Former President Moon Jae-in with his Pungsan dog Songang. (Herald DB)
Former President Moon Jae-in with his Pungsan dog Songang. (Herald DB)

Former President Moon Jae-in has notified the South Korean government of his intent to return the dogs that were gifted to him by North Korean leader Kim Jong-un back to the state.

Moon on Saturday relayed his decision to the Ministry of Interior and Safety that he wishes to return a pair of dogs and their puppy that he was taking care of since May, according to local reports on Monday.

Of the three dogs, a pair, Gomi and Songang, were given to the former president by the North Korean leader during his visit to Pyeongyang in 2018 as a symbol of peace in the Korean Peninsula. Another dog is Dauni, one of seven dogs that were born from Gomi, while six others were sent away for adoption.

Moon's decision to part ways with the dogs appears to be in light of differences between him and the current Yoon Suk-yeol administration over who will bear the expense of rearing the dogs.

Initially, the Interior Ministry had reportedly agreed to provide a budget of 2.5 million won ($1,773) every month to Moon to take care of the dogs. But due to opposing views within the current Yoon administration, no subsidy has been provided to Moon.
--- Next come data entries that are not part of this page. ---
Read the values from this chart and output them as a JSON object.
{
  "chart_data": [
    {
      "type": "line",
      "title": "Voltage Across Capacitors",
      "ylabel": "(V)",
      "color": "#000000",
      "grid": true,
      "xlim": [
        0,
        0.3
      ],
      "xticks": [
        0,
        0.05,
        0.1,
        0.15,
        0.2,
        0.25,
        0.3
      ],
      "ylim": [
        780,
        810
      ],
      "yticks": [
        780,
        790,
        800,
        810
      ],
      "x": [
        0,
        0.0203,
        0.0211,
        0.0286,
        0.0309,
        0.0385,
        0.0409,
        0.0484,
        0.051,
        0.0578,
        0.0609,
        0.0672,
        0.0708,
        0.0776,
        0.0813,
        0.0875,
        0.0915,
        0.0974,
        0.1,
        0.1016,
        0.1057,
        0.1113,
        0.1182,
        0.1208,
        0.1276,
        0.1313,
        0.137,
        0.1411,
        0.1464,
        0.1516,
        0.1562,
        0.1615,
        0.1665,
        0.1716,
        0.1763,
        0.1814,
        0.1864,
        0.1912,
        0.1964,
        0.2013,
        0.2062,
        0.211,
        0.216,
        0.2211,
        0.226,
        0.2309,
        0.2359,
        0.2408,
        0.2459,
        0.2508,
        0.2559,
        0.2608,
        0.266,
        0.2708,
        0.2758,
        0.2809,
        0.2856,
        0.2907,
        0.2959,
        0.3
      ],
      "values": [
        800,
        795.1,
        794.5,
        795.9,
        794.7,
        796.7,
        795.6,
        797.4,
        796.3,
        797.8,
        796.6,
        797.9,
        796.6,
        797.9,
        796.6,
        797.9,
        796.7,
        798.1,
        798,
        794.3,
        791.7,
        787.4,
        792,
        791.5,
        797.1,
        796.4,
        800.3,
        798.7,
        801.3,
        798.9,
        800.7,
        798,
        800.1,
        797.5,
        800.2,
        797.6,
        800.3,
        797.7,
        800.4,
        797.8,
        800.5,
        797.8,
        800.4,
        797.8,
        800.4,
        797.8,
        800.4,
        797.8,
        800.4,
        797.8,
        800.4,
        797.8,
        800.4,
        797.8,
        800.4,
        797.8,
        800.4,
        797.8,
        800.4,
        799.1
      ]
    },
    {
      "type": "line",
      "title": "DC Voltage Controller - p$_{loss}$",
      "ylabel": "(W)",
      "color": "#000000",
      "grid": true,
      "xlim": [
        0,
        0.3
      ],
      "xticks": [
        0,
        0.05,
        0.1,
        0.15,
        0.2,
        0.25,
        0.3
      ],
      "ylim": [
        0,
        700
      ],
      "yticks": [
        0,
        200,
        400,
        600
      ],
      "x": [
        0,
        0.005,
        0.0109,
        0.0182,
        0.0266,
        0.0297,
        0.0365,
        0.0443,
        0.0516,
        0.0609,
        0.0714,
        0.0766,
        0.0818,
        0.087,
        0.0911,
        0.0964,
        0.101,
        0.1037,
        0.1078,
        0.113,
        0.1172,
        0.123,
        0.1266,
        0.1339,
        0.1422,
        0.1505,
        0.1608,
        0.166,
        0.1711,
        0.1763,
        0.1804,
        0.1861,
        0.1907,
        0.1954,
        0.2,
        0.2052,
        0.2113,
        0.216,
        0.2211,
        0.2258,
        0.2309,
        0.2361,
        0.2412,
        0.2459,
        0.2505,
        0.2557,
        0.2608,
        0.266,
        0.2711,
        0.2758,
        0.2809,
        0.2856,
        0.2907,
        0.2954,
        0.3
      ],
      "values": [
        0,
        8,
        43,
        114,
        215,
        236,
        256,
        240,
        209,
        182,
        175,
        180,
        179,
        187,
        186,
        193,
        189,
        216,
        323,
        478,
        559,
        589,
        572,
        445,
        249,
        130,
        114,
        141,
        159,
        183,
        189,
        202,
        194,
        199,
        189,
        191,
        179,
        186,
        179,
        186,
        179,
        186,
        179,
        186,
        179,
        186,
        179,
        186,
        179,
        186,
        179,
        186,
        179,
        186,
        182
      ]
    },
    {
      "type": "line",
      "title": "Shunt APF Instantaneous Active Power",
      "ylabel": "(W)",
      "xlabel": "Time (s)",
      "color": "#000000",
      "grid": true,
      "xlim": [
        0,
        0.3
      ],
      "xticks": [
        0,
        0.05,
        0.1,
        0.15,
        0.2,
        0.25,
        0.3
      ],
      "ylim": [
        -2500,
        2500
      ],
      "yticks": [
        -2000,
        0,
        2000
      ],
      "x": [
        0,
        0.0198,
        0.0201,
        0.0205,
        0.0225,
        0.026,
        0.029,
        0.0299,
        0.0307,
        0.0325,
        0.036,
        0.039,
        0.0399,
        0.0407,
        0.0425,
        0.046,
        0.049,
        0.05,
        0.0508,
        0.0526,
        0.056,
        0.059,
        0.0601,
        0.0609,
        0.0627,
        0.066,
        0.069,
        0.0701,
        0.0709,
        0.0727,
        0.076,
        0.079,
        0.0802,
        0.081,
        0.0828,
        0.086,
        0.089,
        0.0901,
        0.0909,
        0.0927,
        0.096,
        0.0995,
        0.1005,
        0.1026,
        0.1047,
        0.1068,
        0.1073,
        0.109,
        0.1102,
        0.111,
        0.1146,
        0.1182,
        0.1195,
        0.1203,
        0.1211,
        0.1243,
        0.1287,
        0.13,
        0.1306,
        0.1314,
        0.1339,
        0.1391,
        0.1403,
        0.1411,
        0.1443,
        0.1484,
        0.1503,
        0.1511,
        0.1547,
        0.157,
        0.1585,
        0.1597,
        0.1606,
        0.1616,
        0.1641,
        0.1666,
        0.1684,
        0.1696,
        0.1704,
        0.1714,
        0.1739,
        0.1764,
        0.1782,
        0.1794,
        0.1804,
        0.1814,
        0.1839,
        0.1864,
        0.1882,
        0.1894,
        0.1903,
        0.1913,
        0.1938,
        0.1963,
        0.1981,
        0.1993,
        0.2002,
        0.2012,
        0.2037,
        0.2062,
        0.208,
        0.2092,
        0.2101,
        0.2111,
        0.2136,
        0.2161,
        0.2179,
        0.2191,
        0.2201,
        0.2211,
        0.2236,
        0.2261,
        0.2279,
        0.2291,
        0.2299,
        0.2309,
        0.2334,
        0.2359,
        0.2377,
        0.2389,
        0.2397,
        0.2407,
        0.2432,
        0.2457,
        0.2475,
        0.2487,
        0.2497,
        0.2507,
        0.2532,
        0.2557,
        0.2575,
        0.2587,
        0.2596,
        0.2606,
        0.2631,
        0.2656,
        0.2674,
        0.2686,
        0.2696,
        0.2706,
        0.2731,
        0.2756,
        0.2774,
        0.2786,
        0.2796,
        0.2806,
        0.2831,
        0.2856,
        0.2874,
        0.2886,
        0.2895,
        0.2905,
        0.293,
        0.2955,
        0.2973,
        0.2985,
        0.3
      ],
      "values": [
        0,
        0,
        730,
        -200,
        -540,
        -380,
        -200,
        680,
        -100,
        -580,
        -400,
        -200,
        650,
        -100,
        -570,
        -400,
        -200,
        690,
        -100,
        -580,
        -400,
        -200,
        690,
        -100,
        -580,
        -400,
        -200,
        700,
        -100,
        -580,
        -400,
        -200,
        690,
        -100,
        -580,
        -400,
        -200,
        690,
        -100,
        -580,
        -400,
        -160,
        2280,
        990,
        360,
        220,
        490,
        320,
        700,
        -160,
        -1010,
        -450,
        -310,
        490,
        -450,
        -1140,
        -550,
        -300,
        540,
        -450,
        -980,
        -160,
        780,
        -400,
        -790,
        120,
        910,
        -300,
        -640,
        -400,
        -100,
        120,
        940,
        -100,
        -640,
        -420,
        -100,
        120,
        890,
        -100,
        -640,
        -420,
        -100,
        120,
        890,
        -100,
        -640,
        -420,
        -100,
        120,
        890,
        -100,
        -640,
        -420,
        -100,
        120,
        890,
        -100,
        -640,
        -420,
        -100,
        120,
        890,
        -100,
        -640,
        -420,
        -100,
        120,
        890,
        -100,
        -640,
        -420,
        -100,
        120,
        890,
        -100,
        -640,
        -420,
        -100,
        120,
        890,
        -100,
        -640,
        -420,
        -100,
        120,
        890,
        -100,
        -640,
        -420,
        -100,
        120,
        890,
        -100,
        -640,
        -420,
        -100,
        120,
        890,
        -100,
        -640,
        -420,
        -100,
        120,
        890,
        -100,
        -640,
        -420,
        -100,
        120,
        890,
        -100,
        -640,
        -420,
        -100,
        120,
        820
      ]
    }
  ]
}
The Public Service Ethics Act stipulates that gifts received as a president belong to the state and are supposed to be returned to the Presidential Archives. But considering the animals’ welfare and absence of adequate breeding facilities at the archives, the ministry had agreed with the former president that the dogs can stay with him.

“From the perspective of the animals themselves, I think it would be better for them to be with someone who has cared for them all along,” Yoon had said, when there was a discussion over where would the dogs go in March.

Regarding the dogs’ welfare, Moon's secretarial office stated: "We do not doubt that the Presidential Archive will take good care of the Pungsan dogs."

The presidential office had no comment on the matter as of Monday afternoon.